James Daley: Why is privatisation such a dirty word? - Spend & Save - Money - The Independent

James Daley: Why is privatisation such a dirty word?

Walking through Waterloo station this morning, I was handed a flyer by someone campaigning against the privatisation of Royal Mail. Amongst its "10 reasons to SAY NO" was the rather rash and unsupported statement that it would "repeat the mistakes of privatisations in other industries".

For me, this was the point where the flyer lost all credibility. After all, while there have undoubtedly been mistakes in previous privatisations, I believe that most privatisations have turned out to be something of a success in the long-run. Competition in the phone market has meant we all now pay practically nothing for a landline. Electricity and gas prices were also driven down post-privatisation and while they have increased recently, regulators are now intervening to ensure that consumers continue to get a good deal.

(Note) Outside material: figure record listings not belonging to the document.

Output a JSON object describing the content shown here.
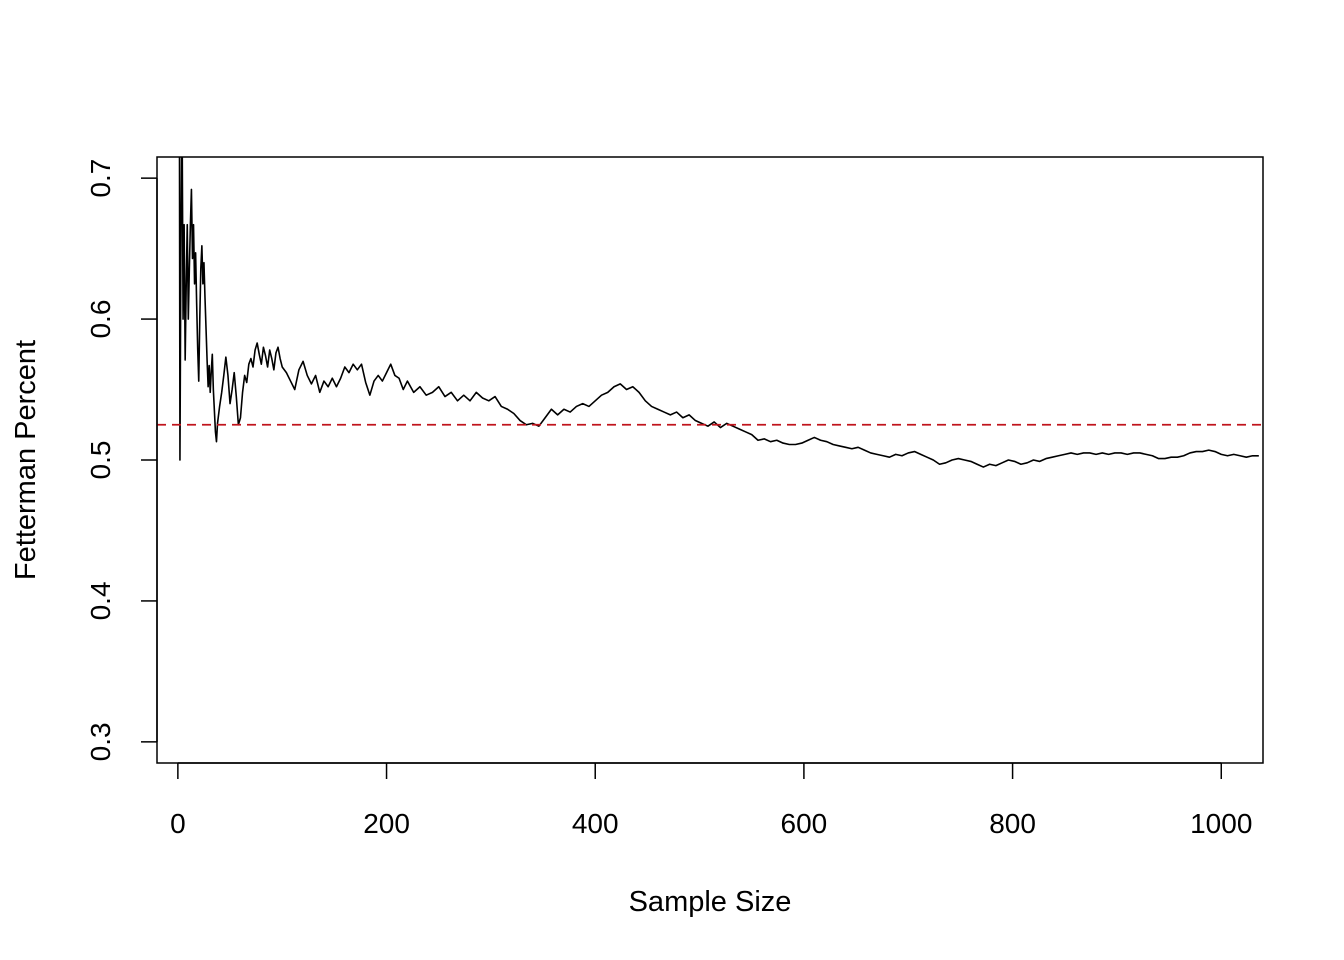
{
  "chart_data": {
    "type": "line",
    "title": "",
    "xlabel": "Sample Size",
    "ylabel": "Fetterman Percent",
    "xlim": [
      -20,
      1040
    ],
    "ylim": [
      0.285,
      0.715
    ],
    "x_ticks": [
      0,
      200,
      400,
      600,
      800,
      1000
    ],
    "y_ticks": [
      0.3,
      0.4,
      0.5,
      0.6,
      0.7
    ],
    "x_tick_labels": [
      "0",
      "200",
      "400",
      "600",
      "800",
      "1000"
    ],
    "y_tick_labels": [
      "0.3",
      "0.4",
      "0.5",
      "0.6",
      "0.7"
    ],
    "grid": false,
    "legend": "none",
    "reference_line": {
      "y": 0.525,
      "style": "dashed",
      "color": "#c0141c"
    },
    "series": [
      {
        "color": "#000000",
        "points": [
          [
            1,
            1.0
          ],
          [
            2,
            0.5
          ],
          [
            3,
            0.667
          ],
          [
            4,
            0.75
          ],
          [
            5,
            0.6
          ],
          [
            6,
            0.667
          ],
          [
            7,
            0.571
          ],
          [
            8,
            0.625
          ],
          [
            9,
            0.667
          ],
          [
            10,
            0.6
          ],
          [
            11,
            0.636
          ],
          [
            12,
            0.667
          ],
          [
            13,
            0.692
          ],
          [
            14,
            0.643
          ],
          [
            15,
            0.667
          ],
          [
            16,
            0.625
          ],
          [
            17,
            0.647
          ],
          [
            18,
            0.611
          ],
          [
            19,
            0.579
          ],
          [
            20,
            0.556
          ],
          [
            21,
            0.6
          ],
          [
            22,
            0.636
          ],
          [
            23,
            0.652
          ],
          [
            24,
            0.625
          ],
          [
            25,
            0.64
          ],
          [
            26,
            0.615
          ],
          [
            27,
            0.593
          ],
          [
            28,
            0.571
          ],
          [
            29,
            0.552
          ],
          [
            30,
            0.567
          ],
          [
            31,
            0.548
          ],
          [
            32,
            0.563
          ],
          [
            33,
            0.575
          ],
          [
            34,
            0.55
          ],
          [
            35,
            0.535
          ],
          [
            36,
            0.52
          ],
          [
            37,
            0.513
          ],
          [
            38,
            0.526
          ],
          [
            40,
            0.538
          ],
          [
            42,
            0.548
          ],
          [
            44,
            0.56
          ],
          [
            46,
            0.573
          ],
          [
            48,
            0.56
          ],
          [
            50,
            0.54
          ],
          [
            52,
            0.55
          ],
          [
            54,
            0.562
          ],
          [
            56,
            0.545
          ],
          [
            58,
            0.525
          ],
          [
            60,
            0.53
          ],
          [
            62,
            0.548
          ],
          [
            64,
            0.56
          ],
          [
            66,
            0.555
          ],
          [
            68,
            0.568
          ],
          [
            70,
            0.572
          ],
          [
            72,
            0.566
          ],
          [
            74,
            0.578
          ],
          [
            76,
            0.583
          ],
          [
            78,
            0.575
          ],
          [
            80,
            0.568
          ],
          [
            82,
            0.58
          ],
          [
            84,
            0.574
          ],
          [
            86,
            0.566
          ],
          [
            88,
            0.578
          ],
          [
            90,
            0.572
          ],
          [
            92,
            0.564
          ],
          [
            94,
            0.576
          ],
          [
            96,
            0.58
          ],
          [
            98,
            0.572
          ],
          [
            100,
            0.566
          ],
          [
            104,
            0.562
          ],
          [
            108,
            0.556
          ],
          [
            112,
            0.55
          ],
          [
            116,
            0.564
          ],
          [
            120,
            0.57
          ],
          [
            124,
            0.56
          ],
          [
            128,
            0.554
          ],
          [
            132,
            0.56
          ],
          [
            136,
            0.548
          ],
          [
            140,
            0.556
          ],
          [
            144,
            0.552
          ],
          [
            148,
            0.558
          ],
          [
            152,
            0.552
          ],
          [
            156,
            0.558
          ],
          [
            160,
            0.566
          ],
          [
            164,
            0.562
          ],
          [
            168,
            0.568
          ],
          [
            172,
            0.564
          ],
          [
            176,
            0.568
          ],
          [
            180,
            0.555
          ],
          [
            184,
            0.546
          ],
          [
            188,
            0.556
          ],
          [
            192,
            0.56
          ],
          [
            196,
            0.556
          ],
          [
            200,
            0.562
          ],
          [
            204,
            0.568
          ],
          [
            208,
            0.56
          ],
          [
            212,
            0.558
          ],
          [
            216,
            0.55
          ],
          [
            220,
            0.556
          ],
          [
            226,
            0.548
          ],
          [
            232,
            0.552
          ],
          [
            238,
            0.546
          ],
          [
            244,
            0.548
          ],
          [
            250,
            0.552
          ],
          [
            256,
            0.545
          ],
          [
            262,
            0.548
          ],
          [
            268,
            0.542
          ],
          [
            274,
            0.546
          ],
          [
            280,
            0.542
          ],
          [
            286,
            0.548
          ],
          [
            292,
            0.544
          ],
          [
            298,
            0.542
          ],
          [
            304,
            0.545
          ],
          [
            310,
            0.538
          ],
          [
            316,
            0.536
          ],
          [
            322,
            0.533
          ],
          [
            328,
            0.528
          ],
          [
            334,
            0.525
          ],
          [
            340,
            0.526
          ],
          [
            346,
            0.524
          ],
          [
            352,
            0.53
          ],
          [
            358,
            0.536
          ],
          [
            364,
            0.532
          ],
          [
            370,
            0.536
          ],
          [
            376,
            0.534
          ],
          [
            382,
            0.538
          ],
          [
            388,
            0.54
          ],
          [
            394,
            0.538
          ],
          [
            400,
            0.542
          ],
          [
            406,
            0.546
          ],
          [
            412,
            0.548
          ],
          [
            418,
            0.552
          ],
          [
            424,
            0.554
          ],
          [
            430,
            0.55
          ],
          [
            436,
            0.552
          ],
          [
            442,
            0.548
          ],
          [
            448,
            0.542
          ],
          [
            454,
            0.538
          ],
          [
            460,
            0.536
          ],
          [
            466,
            0.534
          ],
          [
            472,
            0.532
          ],
          [
            478,
            0.534
          ],
          [
            484,
            0.53
          ],
          [
            490,
            0.532
          ],
          [
            496,
            0.528
          ],
          [
            502,
            0.526
          ],
          [
            508,
            0.524
          ],
          [
            514,
            0.527
          ],
          [
            520,
            0.523
          ],
          [
            526,
            0.526
          ],
          [
            532,
            0.524
          ],
          [
            538,
            0.522
          ],
          [
            544,
            0.52
          ],
          [
            550,
            0.518
          ],
          [
            556,
            0.514
          ],
          [
            562,
            0.515
          ],
          [
            568,
            0.513
          ],
          [
            574,
            0.514
          ],
          [
            580,
            0.512
          ],
          [
            586,
            0.511
          ],
          [
            592,
            0.511
          ],
          [
            598,
            0.512
          ],
          [
            604,
            0.514
          ],
          [
            610,
            0.516
          ],
          [
            616,
            0.514
          ],
          [
            622,
            0.513
          ],
          [
            628,
            0.511
          ],
          [
            634,
            0.51
          ],
          [
            640,
            0.509
          ],
          [
            646,
            0.508
          ],
          [
            652,
            0.509
          ],
          [
            658,
            0.507
          ],
          [
            664,
            0.505
          ],
          [
            670,
            0.504
          ],
          [
            676,
            0.503
          ],
          [
            682,
            0.502
          ],
          [
            688,
            0.504
          ],
          [
            694,
            0.503
          ],
          [
            700,
            0.505
          ],
          [
            706,
            0.506
          ],
          [
            712,
            0.504
          ],
          [
            718,
            0.502
          ],
          [
            724,
            0.5
          ],
          [
            730,
            0.497
          ],
          [
            736,
            0.498
          ],
          [
            742,
            0.5
          ],
          [
            748,
            0.501
          ],
          [
            754,
            0.5
          ],
          [
            760,
            0.499
          ],
          [
            766,
            0.497
          ],
          [
            772,
            0.495
          ],
          [
            778,
            0.497
          ],
          [
            784,
            0.496
          ],
          [
            790,
            0.498
          ],
          [
            796,
            0.5
          ],
          [
            802,
            0.499
          ],
          [
            808,
            0.497
          ],
          [
            814,
            0.498
          ],
          [
            820,
            0.5
          ],
          [
            826,
            0.499
          ],
          [
            832,
            0.501
          ],
          [
            838,
            0.502
          ],
          [
            844,
            0.503
          ],
          [
            850,
            0.504
          ],
          [
            856,
            0.505
          ],
          [
            862,
            0.504
          ],
          [
            868,
            0.505
          ],
          [
            874,
            0.505
          ],
          [
            880,
            0.504
          ],
          [
            886,
            0.505
          ],
          [
            892,
            0.504
          ],
          [
            898,
            0.505
          ],
          [
            904,
            0.505
          ],
          [
            910,
            0.504
          ],
          [
            916,
            0.505
          ],
          [
            922,
            0.505
          ],
          [
            928,
            0.504
          ],
          [
            934,
            0.503
          ],
          [
            940,
            0.501
          ],
          [
            946,
            0.501
          ],
          [
            952,
            0.502
          ],
          [
            958,
            0.502
          ],
          [
            964,
            0.503
          ],
          [
            970,
            0.505
          ],
          [
            976,
            0.506
          ],
          [
            982,
            0.506
          ],
          [
            988,
            0.507
          ],
          [
            994,
            0.506
          ],
          [
            1000,
            0.504
          ],
          [
            1006,
            0.503
          ],
          [
            1012,
            0.504
          ],
          [
            1018,
            0.503
          ],
          [
            1024,
            0.502
          ],
          [
            1030,
            0.503
          ],
          [
            1036,
            0.503
          ]
        ]
      }
    ]
  }
}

Admittedly, there are industries, such as the railways, that are still some way from what you could call a success – but this does not mean that privatisation should be dismissed out of hand.

When it comes to the postal service in Britain, it's hard to deny that there's a serious problem. It's no exaggeration when I say that roughly one in 10 packages that are sent to my flat never arrives. And if they've not been insured by the sender, there's nothing I can do about it. Furthermore, the post now rarely arrives before 4 or 5pm, and the local post-box is now only emptied once a day – rather than four or five times, as it used to be.

Ultimately, the Royal Mail needs billions of pounds worth of investment to restore its service to the level that we all expect – and this is money that the Government simply doesn't have at the moment. So why not allow the private sector to provide some of that investment, in return for a share of the profits?

I'm always disappointed that whenever economic times get tough in the UK, there's a lurch to the extreme left in public opinion. Next week, thousands of people are set to join an anti-capitalism march in the City of London to protest against our "greedy bankers". While a few days ago, Sir Fred Goodwin, the former RBS chief executive, had his house and car vandalised – no doubt by sympathisers to the anti-capitalist cause.

But all these people have benefited to a large degree from capitalism – which has helped generate wealth and pull more and more people out of poverty over the past few decades. Though inadequate regulation has meant that we are now suffering from a harder recession than we might have, this is all part of capitalism's development and evolution. Capitalism has evolved at a frightening rate over the past couple of centuries, and it is no wonder than we have not yet created a perfect system. Nevertheless, what the last two centuries have shown is that markets and competition can be used to the benefit of everyone – not just the richest in society.

If Royal Mail is privatised, it should be with the proviso that services must still be provided to every house in Britain, and that postal prices cannot be raised beyond a reasonable ceiling. If these kind of regulations are put in place, what is it that we have to fear? Surely standards can only get better.